Saturday, April 16, 2005

Feser on Capitalism, Conservatism and Catholicism

Edward Feser has an interesting post on the Conservative Philosopher, "Capitalism, Conservatism and Catholicism." In it, he quotes Cardinal Ratzinger's writings in regards to fitness to recieve Holy Communion:
"Not all moral issues have the same moral weight as abortion and euthanasia. For example, if a Catholic were to be at odds with the Holy Father on the application of capital punishment or on the decision to wage war, he would not for that reason be considered unworthy to present himself to receive Holy Communion. While the Church exhorts civil authorities to seek peace, not war, and to exercise discretion and mercy in imposing punishment on criminals, it may still be permissible to take up arms to repel an aggressor or to have recourse to capital punishment. There may be a legitimate diversity of opinion even among Catholics about waging war and applying the death penalty, but not however with regard to abortion and euthanasia." [emphasis Edward's]

Cardinal Ratzinger's writings on this can be read in whole here. Cardinal Ratzinger also writes on those politicians that support abortion and euthanasia:
Regarding the grave sin of abortion or euthanasia, when a person’s formal cooperation becomes manifest (understood, in the case of a Catholic politician, as his consistently campaigning and voting for permissive abortion and euthanasia laws), his Pastor should meet with him, instructing him about the Church’s teaching, informing him that he is not to present himself for Holy Communion until he brings to an end the objective situation of sin, and warning him that he will otherwise be denied the Eucharist.

Ted Kennedy and John Kerry better hope that Cardinal Ratzinger doesn't become the next pope (which, according to many, is a distinct possibility--the NYT is planning a story on it tomorrow, according to Drudge). Those that fervently promote the legalization of abortion should also be wary of the repercussions:
A Catholic would be guilty of formal cooperation in evil, and so unworthy to present himself for Holy Communion, if he were to deliberately vote for a candidate precisely because of the candidate’s permissive stand on abortion and/or euthanasia. When a Catholic does not share a candidate’s stand in favour of abortion and/or euthanasia, but votes for that candidate for other reasons, it is considered remote material cooperation, which can be permitted in the presence of proportionate reasons.

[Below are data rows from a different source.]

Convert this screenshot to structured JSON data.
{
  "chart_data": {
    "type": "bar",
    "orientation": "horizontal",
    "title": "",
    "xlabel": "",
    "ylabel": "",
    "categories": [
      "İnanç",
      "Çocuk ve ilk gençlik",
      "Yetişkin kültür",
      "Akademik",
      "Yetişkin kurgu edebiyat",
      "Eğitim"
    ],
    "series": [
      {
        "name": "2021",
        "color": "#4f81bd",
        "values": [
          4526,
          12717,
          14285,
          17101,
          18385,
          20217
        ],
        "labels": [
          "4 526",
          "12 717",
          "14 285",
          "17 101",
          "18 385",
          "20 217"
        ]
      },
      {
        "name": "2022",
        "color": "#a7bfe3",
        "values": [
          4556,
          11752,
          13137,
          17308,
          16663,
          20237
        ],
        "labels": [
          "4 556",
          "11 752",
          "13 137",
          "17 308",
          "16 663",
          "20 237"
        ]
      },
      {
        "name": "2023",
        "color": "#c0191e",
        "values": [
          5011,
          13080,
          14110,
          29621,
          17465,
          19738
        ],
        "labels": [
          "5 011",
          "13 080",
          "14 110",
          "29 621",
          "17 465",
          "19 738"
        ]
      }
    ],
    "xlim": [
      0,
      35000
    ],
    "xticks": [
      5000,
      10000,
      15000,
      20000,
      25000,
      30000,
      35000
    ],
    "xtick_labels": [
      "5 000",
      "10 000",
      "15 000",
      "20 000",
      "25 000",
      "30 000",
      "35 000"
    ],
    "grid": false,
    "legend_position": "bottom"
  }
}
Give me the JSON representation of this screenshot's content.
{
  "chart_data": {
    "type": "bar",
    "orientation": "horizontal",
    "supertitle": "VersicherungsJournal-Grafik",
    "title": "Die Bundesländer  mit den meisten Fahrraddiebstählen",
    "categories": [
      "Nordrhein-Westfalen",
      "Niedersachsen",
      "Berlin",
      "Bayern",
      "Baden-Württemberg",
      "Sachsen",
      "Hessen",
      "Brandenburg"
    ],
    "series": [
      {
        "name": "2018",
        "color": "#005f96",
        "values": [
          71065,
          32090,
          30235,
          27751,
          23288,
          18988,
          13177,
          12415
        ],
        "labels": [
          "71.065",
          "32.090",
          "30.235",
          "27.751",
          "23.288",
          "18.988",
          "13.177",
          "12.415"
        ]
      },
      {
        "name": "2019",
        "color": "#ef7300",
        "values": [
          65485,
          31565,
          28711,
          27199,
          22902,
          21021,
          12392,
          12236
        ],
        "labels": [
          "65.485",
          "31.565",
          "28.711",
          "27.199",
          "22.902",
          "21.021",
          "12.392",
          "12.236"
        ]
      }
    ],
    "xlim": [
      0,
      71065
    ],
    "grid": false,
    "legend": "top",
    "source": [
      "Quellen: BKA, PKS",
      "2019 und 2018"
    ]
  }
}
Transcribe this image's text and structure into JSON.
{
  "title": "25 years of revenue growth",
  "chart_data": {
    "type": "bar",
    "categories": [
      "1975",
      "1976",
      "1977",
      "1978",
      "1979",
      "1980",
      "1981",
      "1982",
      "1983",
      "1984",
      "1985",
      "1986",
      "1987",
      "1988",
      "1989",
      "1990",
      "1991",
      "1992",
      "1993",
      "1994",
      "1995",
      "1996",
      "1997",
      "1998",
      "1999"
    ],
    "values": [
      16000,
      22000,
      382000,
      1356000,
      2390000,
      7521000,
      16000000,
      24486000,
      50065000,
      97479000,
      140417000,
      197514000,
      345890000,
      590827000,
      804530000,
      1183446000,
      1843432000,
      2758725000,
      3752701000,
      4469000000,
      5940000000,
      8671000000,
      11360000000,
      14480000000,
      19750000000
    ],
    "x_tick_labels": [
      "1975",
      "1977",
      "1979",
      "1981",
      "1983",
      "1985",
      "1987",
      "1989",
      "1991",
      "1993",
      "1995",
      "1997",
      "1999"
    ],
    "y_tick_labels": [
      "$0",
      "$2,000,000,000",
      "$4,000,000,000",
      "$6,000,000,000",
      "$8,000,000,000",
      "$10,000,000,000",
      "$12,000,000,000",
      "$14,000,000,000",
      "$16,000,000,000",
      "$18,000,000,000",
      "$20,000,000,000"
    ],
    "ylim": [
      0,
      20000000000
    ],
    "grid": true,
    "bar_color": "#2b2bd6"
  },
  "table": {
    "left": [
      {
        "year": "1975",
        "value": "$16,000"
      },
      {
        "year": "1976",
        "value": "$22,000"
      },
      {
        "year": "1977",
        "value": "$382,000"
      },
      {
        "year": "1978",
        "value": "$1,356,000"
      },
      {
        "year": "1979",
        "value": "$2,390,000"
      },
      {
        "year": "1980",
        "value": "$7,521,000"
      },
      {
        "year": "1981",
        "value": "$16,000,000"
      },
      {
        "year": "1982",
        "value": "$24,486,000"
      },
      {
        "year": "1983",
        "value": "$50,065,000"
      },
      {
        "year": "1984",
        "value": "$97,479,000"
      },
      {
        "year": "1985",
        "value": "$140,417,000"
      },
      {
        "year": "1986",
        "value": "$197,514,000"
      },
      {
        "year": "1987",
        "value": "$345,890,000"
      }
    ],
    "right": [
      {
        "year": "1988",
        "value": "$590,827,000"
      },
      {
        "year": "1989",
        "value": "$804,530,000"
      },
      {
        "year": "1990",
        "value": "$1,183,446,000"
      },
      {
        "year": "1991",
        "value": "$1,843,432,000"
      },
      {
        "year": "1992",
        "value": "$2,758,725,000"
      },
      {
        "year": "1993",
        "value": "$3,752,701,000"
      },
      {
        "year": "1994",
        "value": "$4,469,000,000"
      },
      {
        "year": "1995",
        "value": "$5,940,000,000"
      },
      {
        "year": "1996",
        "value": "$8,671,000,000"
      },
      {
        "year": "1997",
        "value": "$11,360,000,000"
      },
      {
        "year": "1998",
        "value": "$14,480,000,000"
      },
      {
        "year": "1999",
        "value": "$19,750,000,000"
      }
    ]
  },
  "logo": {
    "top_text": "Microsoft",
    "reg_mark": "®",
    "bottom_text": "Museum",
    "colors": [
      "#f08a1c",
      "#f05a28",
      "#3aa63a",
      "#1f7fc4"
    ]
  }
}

Feser also writes on the seeming Catholic hostility to capitalism:
Regarding capitalism, it is important to remember that even Pius XI, who was perhaps more critical of existing capitalist societies than any other pope, said in Quadragesimo Anno both that the capitalist system “is not to be condemned in itself” and that “no one can be at the same time a sincere Catholic and a true socialist.” Leo XIII, who in Rerum Novarum inaugurated modern Catholic social teaching, also excoriated socialism as intrinsically unjust, defended a natural right to private property on the basis of arguments that echo those of John Locke, condemned high levels of taxation as a violation of private property rights, rejected equality per se as incompatible with the natural order, and expressed reservations about governmental action as a means of remedying the plight of impoverished workers. And John Paul II, in Centesimus Annus, went farther than any of his predecessors in acknowledging the superiority of the free market as a means of generating wealth, the legitimacy of profits, and the dangers inherent in the welfare state.